Bu çerçevede kamu alım piyasalarındaki rekabet sorunları ile mücadele etmenin önemi ortaya çıkmaktadır. Kamu alım piyasalarında oluşan rekabet sorunları, rekabet hukuku uygulamasının yapısal ve davranışsal araçları ile müdahale edilebilecek alanlardandır. Ancak bu müdahale genellikle piyasanın tedarikçi tarafına yönelik olmakta ve ihale katılımcıları arasındaki danışıklı hareketlere odaklanmaktadır. Ne var ki, kamu alım piyasalarında diğer piyasalardan farklı olarak rekabet kuralları ile yasaklanmakta olan davranışlar veya engellenmeye çalışılan rekabet karşıtı etkiler kamu alım piyasalarındaki düzenlemeler veya alım yapan idarelerin uygulamaları neticesinde de ortaya çıkabilmektedir. Bu bakımdan, kamu alım piyasalarında rekabetin sağlanması tedarikçilere karşı rekabet kurallarının uygulanmasından öte bir çabayı gerektirmektedir (Bovis 2005, 111). Zira kamu alım piyasalarına ilişkin düzenlemeler ve uygulamalar rekabetçi bakış açısından yoksun olduğu müddetçe, sadece tedarikçilerin rekabet karşıtı davranışları ile mücadele edilmesi akıntıya kürek çekmekten farksız olacak ve bu piyasalar için kalıcı bir çözüm oluşturmayacaktır. Bu çerçevede, rekabet otoritelerine rekabet savunuculuğu alanında önemli görev düşmektedir. Birleşik Krallık Adil Ticaret Ofisi (OFT) ve OECD tarafından yapılan yakın zamanlı çalışmalar da özellikle bu hususa dikkat çekmektedir.

Kamu alım piyasalarında tedarikçi tarafındaki rekabet sorunları, rekabet hukuku uygulamasında olduğu gibi akademik çalışmalarda da ön planda yer almaktadır. Nitekim kamu alım piyasalarında katılımcılardan kaynaklanan rekabet sorunları ile ilgili pek çok çalışma varken, bu alandaki düzenleme ve uygulamaların rekabet üzerindeki etkisi yeterli derecede ele alınmamış bir konudur. Bu çalışmanın başlıca amacı, kamu alım piyasalarında ihale katılımcılarından kaynaklanan rekabet sorunlarından ziyade, özellikle düzenlemeler ve alım yapan idarelerin uygulamalarının rekabet üzerindeki etkilerine ve kamu kaynaklı rekabet sorunlarına dikkat çekerek bu sorunların en aza indirilmesi için olası çözüm yollarını tartışmaktır.

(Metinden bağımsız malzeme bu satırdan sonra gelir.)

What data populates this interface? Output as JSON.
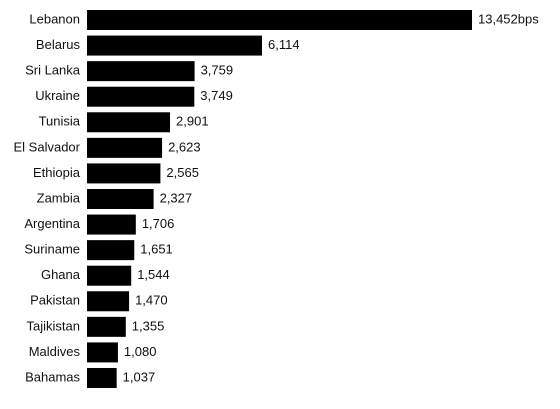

Bu kapsamda çalışmanın ilk bölümünde, oldukça yoğun bir şekilde düzenlenen kamu alım piyasalarının ekonomik önemi ve genel özellikleri açıklanacak; ABD, AB ve Türkiye’deki düzenlemelere değinilecektir. İkinci bölümde, söz konusu piyasaların etkinliği bakımından rekabetin varlığının önemi, ortaya çıkan rekabet sorunları ve bu sorunların ortaya çıkışında tedarikçiler ve kamunun rolü üzerinde durulacak ve tedarikçi ve kamu kaynaklı rekabet sorunlarına rekabet hukuku araçları ile nasıl müdahale edilebileceği ele alınacaktır. Üçüncü bölümde, düzenlemeler ve alım yapan idarelerin uygulamalarının

(12)

piyasalar üzerindeki kısa ve uzun vadeli etkileri ile diğer alıcılar üzerindeki etkilerinin neler olabileceği konusu ele alınacak ve bazı kamu alım uygulamaları rekabetçi bir bakış açısı ile ayrıntılı olarak değerlendirilecektir. Çalışmanın son bölümünde ise, yapılan tespitler ve incelenen ülke uygulamaları ışığında, kamu alım piyasalarında rekabet savunuculuğunun rolünün önemine ve rekabet hukuku perspektifi ile politika önerilerine yer verilecektir.

(13)
(14)

BÖLÜM 1

KAMU ALIM PİYASALARI VE GENEL

ÖZELLİKLERİ

“Kamu alımları”, kamu kurumlarının ihtiyaçlarını karşılamak üzere yaptıkları mal, hizmet ve yapım işleri alımlarını ifade etmektedir. Kamu kurumlarının ihtiyaçlarını karşılamak üzere kırtasiye malzemesinden askeri araçlara, otoyollardan ilaca kadar birçok alanda gerçekleşen kamu alımları pek çok ülke ekonomisi içinde önemli bir büyüklüğe ulaşmaktadır. OECD (2010), üye ülkelerde kamu alımlarının gayrisafi yurtiçi hâsılanın (GSYH) ortalama % 15-20’si düzeyinde olduğunu açıklamıştır. Avrupa Birliği’nde (AB) kamu alımları AB GSYH’sinin yaklaşık %16’sı seviyesinde gerçekleşmektedir.1 Ülkemizde ise parasal büyüklüğü 2010 yılında 63,6 milyar TL’ye ulaşan kamu alımları, GSYH’nin2 yaklaşık % 6’sını3 oluşturmaktadır.4

Kamu alım piyasalarının etkinliği pek çok paydaş bakımından sonuç doğurmaktadır. Kamu alım piyasalarındaki düzenleme ve uygulamalar pek çok tedarikçiyi etkilemekte, özellikle kamunun en büyük veya tek alıcı olduğu sektörlerde bu etki daha önemli bir hal almaktadır (Bilir 2002, 33). Diğer yandan, vergi verenler bakımından da kamu alımlarının en iyi değer5 elde edilecek şekilde yapılması önemlidir. Kamu alımlarının, hükümetlerce bazı sosyal ve çevresel amaçların desteklenmesine yönelik bir politika aracı olarak kullanılması 1 http://ec.europa.eu/youreurope/business/profiting-from-eu-market/benefiting-from-public-contracts/ 2 http://www.tuik.gov.tr/PreHaberBultenleri.do?id=8471

3 Kamu İhale Kanunu’ndaki istisnalar ve Kamu İhale Kanunu’na tabi olmayan kamu teşebbüslerinin

alımlarını içermemektedir. Bu alımların da dahil edilmesi halinde oran yükselecektir.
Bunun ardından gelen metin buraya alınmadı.